If only.
The building I work in is being redecorated and on the way to the canteen I noticed that the painters had covered a smoke detector with a rubber glove. You don't need to be a health and safety officer to realise that this is not standard policy and potentially risky.
But, paint fumes can set off smoke detectors and there were plenty of people around and there are many other smoke detectors in the building and the lack of other detectors covered with gloves suggested that decorators would be likely to remove it when they'd moved further down the building so I decided to do nothing about it. A clear spec violation, but mitigated by other factors. A reasonable short-term solution to an acute issue, but on the way home I still walked that way and checked that it had gone.
You'll sometimes hear testers described as pedantic and it's true that the detail and process-orientated aspects of our work are apt to be misinterpreted as (or can actually slide into) the rigid adherence to requirements.

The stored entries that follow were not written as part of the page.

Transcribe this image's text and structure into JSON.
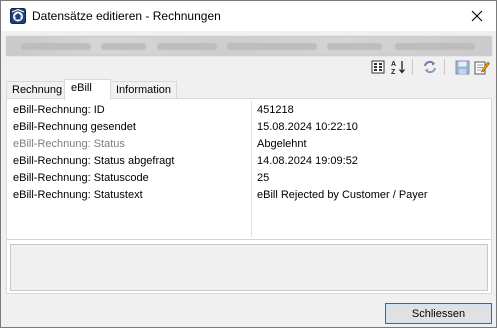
{
  "window": {
    "title": "Datensätze editieren - Rechnungen",
    "close_icon": "close-icon",
    "app_icon": "app-logo-icon"
  },
  "toolbar": {
    "icons": [
      "grid-select-icon",
      "sort-az-icon",
      "refresh-icon",
      "save-icon",
      "edit-icon"
    ]
  },
  "tabs": [
    {
      "label": "Rechnung",
      "active": false
    },
    {
      "label": "eBill",
      "active": true
    },
    {
      "label": "Information",
      "active": false
    }
  ],
  "rows": [
    {
      "label": "eBill-Rechnung: ID",
      "value": "451218",
      "dim": false
    },
    {
      "label": "eBill-Rechnung gesendet",
      "value": "15.08.2024 10:22:10",
      "dim": false
    },
    {
      "label": "eBill-Rechnung: Status",
      "value": "Abgelehnt",
      "dim": true
    },
    {
      "label": "eBill-Rechnung: Status abgefragt",
      "value": "14.08.2024 19:09:52",
      "dim": false
    },
    {
      "label": "eBill-Rechnung: Statuscode",
      "value": "25",
      "dim": false
    },
    {
      "label": "eBill-Rechnung: Statustext",
      "value": "eBill Rejected by Customer / Payer",
      "dim": false
    }
  ],
  "footer": {
    "close_label": "Schliessen"
  },
  "colors": {
    "accent": "#0078d7",
    "dim_text": "#7d7d7d"
  }
}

It's not worth getting worked up about the term itself because, for example, to people who operate at helicopter altitudes on projects, the details are often just that, the details, the potential stains on the big picture and not their main focus or responsibility. And let's not kid ourselves. It works both ways and I'm sure you've got a few favoured adjectives for the teams you work with on a regular basis.

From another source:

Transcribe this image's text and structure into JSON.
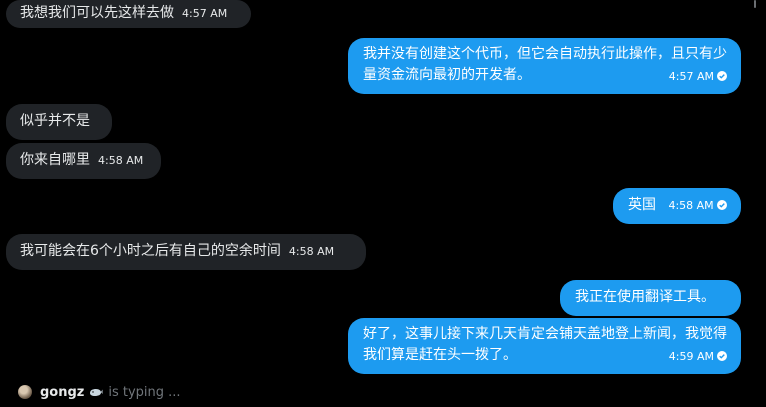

It is worth thinking about whether the description has some validity, and trying to demonstrate that it's not a fair blanket description of testers all the time. Look at yourself and wonder whether (a) now is the right forum and time for raising questions of detail; (b) whether any particular wrong you're concerned about really is not right given all the context or (c) whether despite being wrong it's also perhaps not not right for now and (d) whether you should monitor it and/or record the need to change it later, when it's more likely to be invalid and risky to have a spot fix buried in the codebase.